Hi,
I am using Kafka Spark cluster for real time aggregation analytics use case
in production.
Cluster details
6 nodes, each node running 1 Spark and kafka processes each.
Node1 -> 1 Master , 1 Worker, 1 Driver,
1 Kafka process
Node 2,3,4,5,6 -> 1 Worker prcocess each 1
Kafka process each
Spark version 1.3.0
Kafka Veriosn 0.8.1
I am using Kafka Directstream for Kafka Spark Integration.
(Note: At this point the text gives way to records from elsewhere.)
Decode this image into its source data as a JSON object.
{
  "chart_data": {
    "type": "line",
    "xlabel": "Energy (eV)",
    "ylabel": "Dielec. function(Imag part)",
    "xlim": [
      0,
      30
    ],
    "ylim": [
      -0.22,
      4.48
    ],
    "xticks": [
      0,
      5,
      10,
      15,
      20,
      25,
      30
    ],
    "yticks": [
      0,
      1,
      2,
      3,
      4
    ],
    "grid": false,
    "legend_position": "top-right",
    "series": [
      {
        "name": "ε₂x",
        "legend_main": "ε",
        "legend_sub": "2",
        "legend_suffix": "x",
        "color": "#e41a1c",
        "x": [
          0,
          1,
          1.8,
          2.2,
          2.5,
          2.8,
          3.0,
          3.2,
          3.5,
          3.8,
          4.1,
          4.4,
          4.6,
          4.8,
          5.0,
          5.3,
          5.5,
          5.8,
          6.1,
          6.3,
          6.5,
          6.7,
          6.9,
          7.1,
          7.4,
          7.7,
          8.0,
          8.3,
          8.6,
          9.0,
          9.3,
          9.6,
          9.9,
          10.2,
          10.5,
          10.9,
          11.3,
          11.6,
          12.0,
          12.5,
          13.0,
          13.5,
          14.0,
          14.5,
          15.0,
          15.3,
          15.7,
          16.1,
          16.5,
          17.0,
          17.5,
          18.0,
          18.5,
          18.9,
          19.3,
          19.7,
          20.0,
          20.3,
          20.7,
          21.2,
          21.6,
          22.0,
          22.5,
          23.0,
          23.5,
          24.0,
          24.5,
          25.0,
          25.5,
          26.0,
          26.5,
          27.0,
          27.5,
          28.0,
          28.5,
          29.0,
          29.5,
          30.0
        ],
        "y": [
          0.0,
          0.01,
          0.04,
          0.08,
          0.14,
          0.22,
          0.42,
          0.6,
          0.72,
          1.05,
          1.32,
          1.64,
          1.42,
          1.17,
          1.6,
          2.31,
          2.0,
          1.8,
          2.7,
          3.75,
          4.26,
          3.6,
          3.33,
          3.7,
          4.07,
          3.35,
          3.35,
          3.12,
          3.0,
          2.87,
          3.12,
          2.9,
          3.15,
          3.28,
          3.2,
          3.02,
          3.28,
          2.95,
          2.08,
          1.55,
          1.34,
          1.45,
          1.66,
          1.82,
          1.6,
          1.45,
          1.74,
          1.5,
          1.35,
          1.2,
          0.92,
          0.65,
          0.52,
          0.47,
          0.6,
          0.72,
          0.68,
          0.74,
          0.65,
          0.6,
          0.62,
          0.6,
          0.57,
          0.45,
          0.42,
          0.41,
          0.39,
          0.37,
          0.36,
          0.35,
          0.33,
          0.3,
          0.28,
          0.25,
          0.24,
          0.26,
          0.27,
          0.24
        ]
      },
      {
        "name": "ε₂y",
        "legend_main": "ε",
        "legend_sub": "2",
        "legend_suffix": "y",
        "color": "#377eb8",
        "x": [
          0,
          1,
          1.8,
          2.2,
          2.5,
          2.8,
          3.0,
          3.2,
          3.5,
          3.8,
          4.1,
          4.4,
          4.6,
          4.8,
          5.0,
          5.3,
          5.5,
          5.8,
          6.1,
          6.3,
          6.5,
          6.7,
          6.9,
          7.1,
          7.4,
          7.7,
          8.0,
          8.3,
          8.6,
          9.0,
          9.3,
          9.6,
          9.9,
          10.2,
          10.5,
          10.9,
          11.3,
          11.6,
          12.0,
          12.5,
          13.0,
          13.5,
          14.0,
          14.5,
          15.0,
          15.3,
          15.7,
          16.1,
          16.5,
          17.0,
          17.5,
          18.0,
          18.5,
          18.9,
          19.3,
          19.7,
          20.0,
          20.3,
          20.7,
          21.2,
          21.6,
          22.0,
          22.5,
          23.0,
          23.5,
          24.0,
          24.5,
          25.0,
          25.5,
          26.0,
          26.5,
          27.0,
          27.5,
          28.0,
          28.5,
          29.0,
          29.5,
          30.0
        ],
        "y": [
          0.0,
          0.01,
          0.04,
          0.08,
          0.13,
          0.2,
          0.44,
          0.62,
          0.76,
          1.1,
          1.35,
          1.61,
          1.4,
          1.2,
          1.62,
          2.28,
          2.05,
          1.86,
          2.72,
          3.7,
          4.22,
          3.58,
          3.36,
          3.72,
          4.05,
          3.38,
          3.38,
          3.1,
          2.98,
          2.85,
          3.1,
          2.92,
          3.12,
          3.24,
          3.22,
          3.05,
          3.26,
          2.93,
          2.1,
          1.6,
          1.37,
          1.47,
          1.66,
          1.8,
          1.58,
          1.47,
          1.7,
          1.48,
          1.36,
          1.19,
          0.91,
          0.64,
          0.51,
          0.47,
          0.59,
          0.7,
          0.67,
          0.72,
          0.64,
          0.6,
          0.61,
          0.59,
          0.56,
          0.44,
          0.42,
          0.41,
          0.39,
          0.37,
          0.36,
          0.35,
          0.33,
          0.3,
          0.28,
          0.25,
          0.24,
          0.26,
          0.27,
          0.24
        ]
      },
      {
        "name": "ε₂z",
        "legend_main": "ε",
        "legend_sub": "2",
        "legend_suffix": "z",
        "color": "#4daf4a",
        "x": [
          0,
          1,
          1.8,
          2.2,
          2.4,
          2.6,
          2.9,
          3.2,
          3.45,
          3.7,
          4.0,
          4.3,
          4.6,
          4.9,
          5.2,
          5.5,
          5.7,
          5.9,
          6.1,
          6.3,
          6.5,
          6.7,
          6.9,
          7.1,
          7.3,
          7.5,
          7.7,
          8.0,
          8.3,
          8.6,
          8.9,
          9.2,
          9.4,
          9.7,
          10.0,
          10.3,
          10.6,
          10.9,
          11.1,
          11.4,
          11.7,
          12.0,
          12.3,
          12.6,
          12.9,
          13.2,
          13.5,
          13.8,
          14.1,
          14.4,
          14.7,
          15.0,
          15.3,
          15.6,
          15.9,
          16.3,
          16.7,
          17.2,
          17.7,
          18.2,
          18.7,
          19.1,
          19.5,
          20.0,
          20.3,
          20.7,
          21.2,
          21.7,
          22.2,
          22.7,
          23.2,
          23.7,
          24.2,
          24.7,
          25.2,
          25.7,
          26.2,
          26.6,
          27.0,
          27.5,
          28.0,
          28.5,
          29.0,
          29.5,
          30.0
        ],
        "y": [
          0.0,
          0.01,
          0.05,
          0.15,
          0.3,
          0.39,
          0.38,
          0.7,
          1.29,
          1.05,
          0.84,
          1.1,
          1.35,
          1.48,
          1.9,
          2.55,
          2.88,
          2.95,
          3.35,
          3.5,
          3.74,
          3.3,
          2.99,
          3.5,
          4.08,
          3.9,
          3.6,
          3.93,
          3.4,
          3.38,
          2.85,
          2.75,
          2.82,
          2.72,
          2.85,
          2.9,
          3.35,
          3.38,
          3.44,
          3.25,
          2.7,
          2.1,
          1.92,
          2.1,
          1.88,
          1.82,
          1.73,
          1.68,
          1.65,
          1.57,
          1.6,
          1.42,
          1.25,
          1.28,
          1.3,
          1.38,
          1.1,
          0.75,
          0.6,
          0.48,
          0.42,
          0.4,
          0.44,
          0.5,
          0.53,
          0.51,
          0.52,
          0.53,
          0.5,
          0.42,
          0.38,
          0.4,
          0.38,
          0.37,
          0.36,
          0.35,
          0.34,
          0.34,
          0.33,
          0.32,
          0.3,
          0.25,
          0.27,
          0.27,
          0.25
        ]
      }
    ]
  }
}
Analytics code is written in using Spark Java API.
Problem Statement :
I want to accept a paramter as command line argument, and pass on to
the executors.
(want to use the paramter in rdd.foreach method which is executed on
executor)
I understand that when driver is started, only the jar is transported
to all the Workers.
But i need to use the dynamically passed command line argument in the
reduce operation executed on executors.
Code Snippets for better understanding my problem :
public class KafkaReconcilationJob {
private static Logger logger =
Logger.getLogger(KafkaReconcilationJob.class);
public static void main(String[] args) throws Exception {
CommandLineArguments.CLICK_THRESHOLD =
Integer.parseInt(args[12]);
-------------------------------------------------------> I want to use this
command line argument
}
}
JavaRDD<AggregatedAdeStats> adeAggregatedFilteredData =
adeAudGeoAggDataRdd.filter(new Function<AggregatedAdeStats, Boolean>() {
@Override
public Boolean call(AggregatedAdeStats adeAggregatedObj) throws Exception {
if(adeAggregatedObj.getImpr() > CommandLineArguments.IMPR_THRESHOLD ||
adeAggregatedObj.getClick() > CommandLineArguments.CLICK_THRESHOLD){
return true;
}else {
return false;
}
}
});
The above mentioned Filter operation gets executed on executor which has 0
as the value of the static field CommandLineArguments.CLICK_THRESHOLD
Regards,
Gaurav
|